Google Photos’ scrollbar tries to fix this problem. You can drag the scrollbar up and down to quickly move between two different timelines, which otherwise would have taken a long time.
It may not be that useful if you want to go several months back, but when you want to go several years back, it makes a difference.
I absolutely love that it saves time. However, it is nowhere near perfect. I appreciate its existence, but not the way it wants to help us with scrolling.
The scrollbar doesn’t appear right after you open the Google Photos app. It appears when you start scrolling.
The moment you start dragging the scrollbar, it displays the years, allowing you to navigate through photos from the past quickly.
It sounds great in theory, but when I get my hands on the scrollbar, it always jumps by several months rather than taking me exactly where I want to be.
I can’t remember a single instance when I got it completely right in one attempt. Every time the scrollbar gets it wrong, I scroll several months to get to the exact month.

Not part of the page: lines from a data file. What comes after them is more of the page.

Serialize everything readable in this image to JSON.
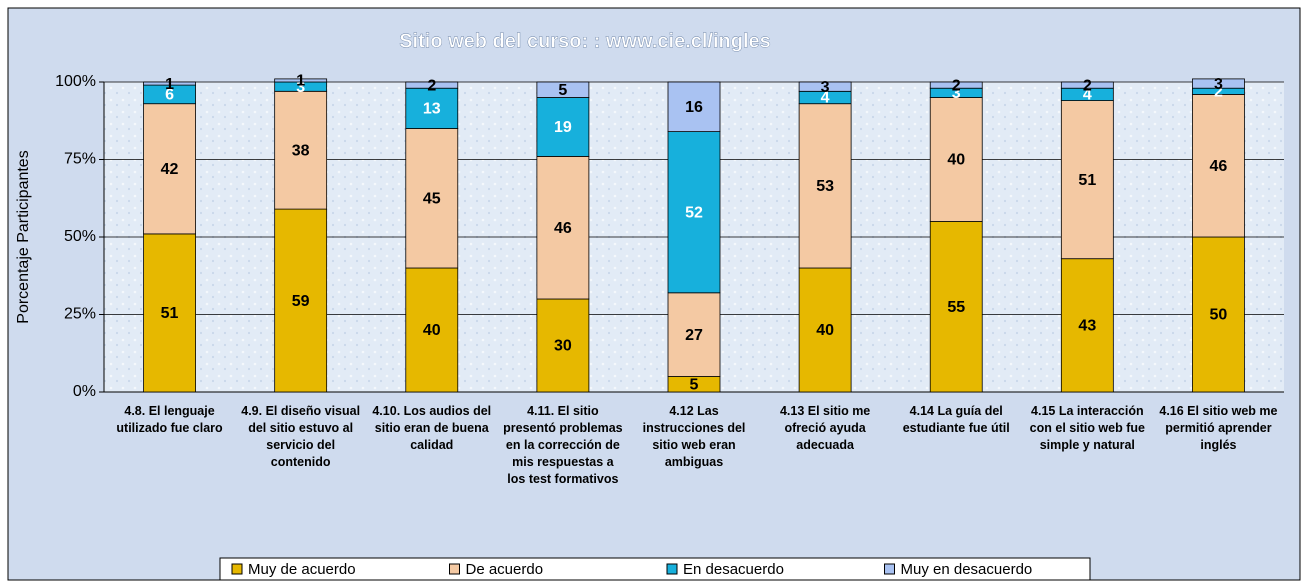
{
  "chart_data": {
    "type": "stacked_bar",
    "title": "Sitio web del curso: : www.cie.cl/ingles",
    "y_label": "Porcentaje Participantes",
    "categories": [
      "4.8. El lenguaje utilizado fue claro",
      "4.9. El diseño visual del sitio estuvo al servicio del contenido",
      "4.10. Los audios del sitio eran de buena calidad",
      "4.11. El sitio presentó problemas en la corrección de mis respuestas a los test formativos",
      "4.12 Las instrucciones del sitio web eran ambiguas",
      "4.13 El sitio me ofreció ayuda adecuada",
      "4.14 La guía del estudiante fue útil",
      "4.15 La interacción con el sitio web fue simple y natural",
      "4.16 El sitio web me permitió aprender inglés"
    ],
    "series": [
      {
        "name": "Muy de acuerdo",
        "color": "#e6b800",
        "label_color": "#000000",
        "values": [
          51,
          59,
          40,
          30,
          5,
          40,
          55,
          43,
          50
        ]
      },
      {
        "name": "De acuerdo",
        "color": "#f4c9a3",
        "label_color": "#000000",
        "values": [
          42,
          38,
          45,
          46,
          27,
          53,
          40,
          51,
          46
        ]
      },
      {
        "name": "En desacuerdo",
        "color": "#17b0dc",
        "label_color": "#ffffff",
        "values": [
          6,
          3,
          13,
          19,
          52,
          4,
          3,
          4,
          2
        ]
      },
      {
        "name": "Muy en desacuerdo",
        "color": "#a9c2f2",
        "label_color": "#000000",
        "values": [
          1,
          1,
          2,
          5,
          16,
          3,
          2,
          2,
          3
        ]
      }
    ],
    "ylim": [
      0,
      100
    ],
    "yticks": [
      {
        "value": 0,
        "label": "0%"
      },
      {
        "value": 25,
        "label": "25%"
      },
      {
        "value": 50,
        "label": "50%"
      },
      {
        "value": 75,
        "label": "75%"
      },
      {
        "value": 100,
        "label": "100%"
      }
    ],
    "grid": true,
    "legend": "bottom"
  }
}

This has happened to me so many times that it now feels more frustrating than something useful.
I don’t face the same problem in the Samsung Gallery app. It also has a timeline scrollbar like Google Photos.
Although not as prominent as the one in Google Photos in its presence, Samsung Gallery’s scrollbar always lands me exactly where I want to be.
Where does Google Photos’ timeline scrollbar go wrong?
There are at least a couple of issues with the current implementation of Google Photos’ timeline scrollbar.
The scrollbar appears on the right side of the display, and its shape means my thumb often covers it, making it hard to track when I drag it.
I have to observe my thumb movement instead of the scrollbar and lift it off the screen when I feel I have reached where I wanted to be. Still, I get it wrong every time.
The only way to mitigate this problem is by swiping the thumb to the left while dragging the scrollbar. This will give you a clearer view of where the scrollbar actually is.
But it shouldn’t be this complicated. Google can easily nullify the disadvantage of the tiny scrollbar by following how Samsung solved the problem.
Samsung Gallery’s timeline scrollbar shows you dates, months, and years as you scroll. When you drag the scrollbar, the date and the month are clearly visible on the left side of your thumb.
There is no way you’ll get it wrong with Samsung Gallery, because all you have to do is stop dragging with your thumb when you see the date you are looking for.
This is not the case with Google Photos. There are no useful intermediates, such as dates and months between the years, which makes the scrollbar act with less precision.
Speed is important, but Google Photos has to nail precision
My Google Photos shows all my clicks from the past eight years. So, this will require a lot of scrolling if I want to show my lackluster photography skills in 2018.
A scrollbar that can help me scroll through photos quickly is helpful in that sense. If not for accuracy, it helps get closer to the point I wanted to be.
But that’s not what I expect from Google Photos, an app that has over 10 billion downloads on the Google Play Store.
For an app this popular, speed must be accompanied by precision when I drag the scrollbar. I can’t fully embrace the feature until it offers both.